Dans l'Empire romain, les cadavres ne pouvaient pas être disséqués pour être étudiés, c'est pourquoi Galien (IIe siècle) trouva dans les plaies scabres des gladiateurs son moyen d'apprendre l'anatomie. Son expertise était si grande qu'il est devenu le médecin de trois empereurs. Tout ce qu'il a vu dans sa carrière médicale l'a transformé en au moins 300 traités. Comme pour tant de textes classiques, au XVIIe siècle, les clercs firent des copies de certains de ses écrits. L'une d'elle est restée dans une maison madrilène pendant des décennies, jusqu'à ce que sa propriétaire tente de la vendre il y a quelques semaines. Un libraire a alerté la Garde civile dès qu'il a vu le tampon qui se trouvait sur l'une des pages . En effet, celui-ci indiquait sans aucun doute la bibliothèque à la quelle elle appartenait : celle de l'Université Complutense de Madrid. Le livres repose enfin à nouveau dans sa demeure légitime.

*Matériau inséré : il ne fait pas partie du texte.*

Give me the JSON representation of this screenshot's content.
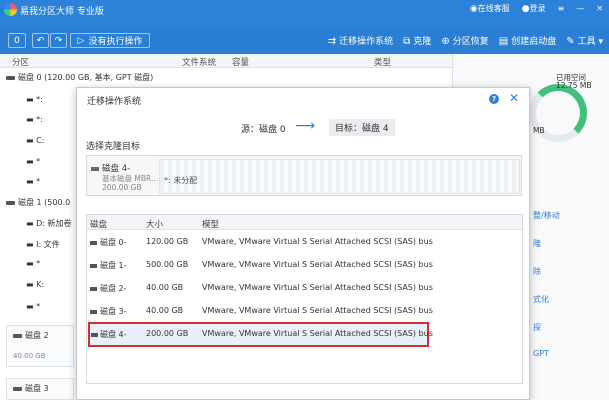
{
  "app": {
    "title": "易我分区大师 专业版"
  },
  "titlebar": {
    "online_service": "在线客服",
    "login": "登录"
  },
  "toolbar": {
    "pending_label": "没有执行操作",
    "pending_count": "0",
    "migrate_os": "迁移操作系统",
    "clone": "克隆",
    "recover": "分区恢复",
    "create_boot": "创建启动盘",
    "tools": "工具"
  },
  "columns": {
    "partition": "分区",
    "filesystem": "文件系统",
    "capacity": "容量",
    "type": "类型"
  },
  "left_list": [
    {
      "label": "磁盘 0 (120.00 GB, 基本, GPT 磁盘)"
    },
    {
      "label": "*:"
    },
    {
      "label": "*:"
    },
    {
      "label": "C:"
    },
    {
      "label": "*"
    },
    {
      "label": "*"
    },
    {
      "label": "磁盘 1 (500.0"
    },
    {
      "label": "D: 新加卷"
    },
    {
      "label": "I: 文件"
    },
    {
      "label": "*"
    },
    {
      "label": "K:"
    },
    {
      "label": "*"
    },
    {
      "label": "磁盘 2"
    },
    {
      "label": "40.00 GB"
    },
    {
      "label": "磁盘 3"
    },
    {
      "label": "40.00 GB"
    }
  ],
  "right_panel": {
    "used_label": "已用空间",
    "used_value": "12.75 MB",
    "pie_label": "MB",
    "action1": "整/移动",
    "action2": "隆",
    "action3": "除",
    "action4": "式化",
    "action5": "探",
    "action6": "GPT"
  },
  "modal": {
    "title": "迁移操作系统",
    "source": "源：磁盘 0",
    "target": "目标：磁盘 4",
    "select_header": "选择克隆目标",
    "card": {
      "name": "磁盘 4-",
      "type": "基本磁盘 MBR...",
      "size": "200.00 GB",
      "unalloc_label": "*: 未分配"
    },
    "table": {
      "headers": [
        "磁盘",
        "大小",
        "模型"
      ],
      "rows": [
        {
          "disk": "磁盘 0-",
          "size": "120.00 GB",
          "model": "VMware,  VMware Virtual S Serial Attached SCSI (SAS) bus"
        },
        {
          "disk": "磁盘 1-",
          "size": "500.00 GB",
          "model": "VMware,  VMware Virtual S Serial Attached SCSI (SAS) bus"
        },
        {
          "disk": "磁盘 2-",
          "size": "40.00 GB",
          "model": "VMware,  VMware Virtual S Serial Attached SCSI (SAS) bus"
        },
        {
          "disk": "磁盘 3-",
          "size": "40.00 GB",
          "model": "VMware,  VMware Virtual S Serial Attached SCSI (SAS) bus"
        },
        {
          "disk": "磁盘 4-",
          "size": "200.00 GB",
          "model": "VMware,  VMware Virtual S Serial Attached SCSI (SAS) bus"
        }
      ]
    }
  }
}
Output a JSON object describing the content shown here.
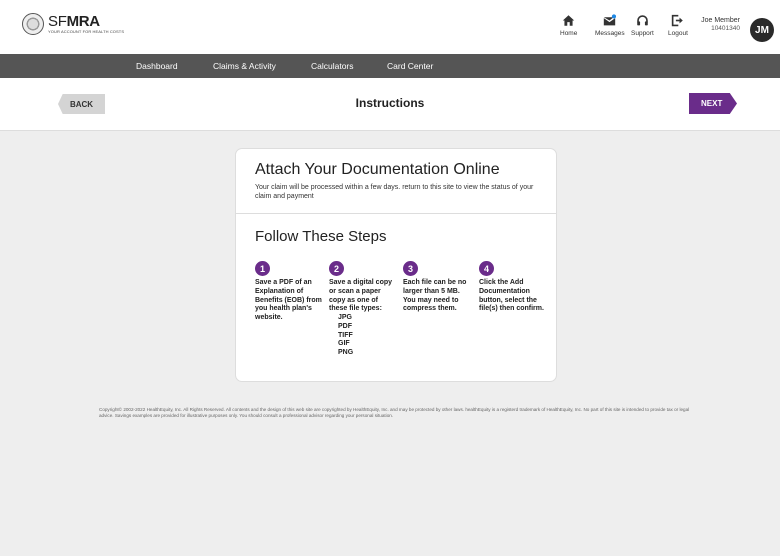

« Nous ne pensons pas qu'il ait été volé», affirment des sources de la Section du patrimoine historique de l'Unité opérationnelle centrale, qui a mené l'enquête. Lorsqu'ils sont entrés en contact avec les responsables de la bibliothèque universitaire, ils leur ont dit quelle était l'explication la plus logique.
« Dans le passé, il n'y avait pas les contrôles qu'il y a maintenant sur le patrimoine. Les bibliothèques mettent à jour leurs mesures de protection au fil du temps, et il y a eu de nombreuses années où il était normal que certains enseignants puissent emporter des livres à la maison. Certains d'entre eux se sont retrouvés par inadvertance, disons, sur leurs étagères. Maintenant, ce serait impensable», explique Javier de Jorge García-Reyes, directeur de la Bibliothèque Complutense de la Faculté de médecine.
Les déclarations faites à la Guardia Civil par la femme qui a contacté le libraire pour connaître la valeur de l'exemplaire et tenter de le vendre ont confirmé les intuitions du bibliothécaire. En effet, selon l'un des agents qui a travaillé sur cette affaire, elle a assuré qu'elle ne connaissait pas son origine et ce livre avait simplement toujours été chez son beau-père et qu'elle ne savait pas qu'il appartenait à l'université.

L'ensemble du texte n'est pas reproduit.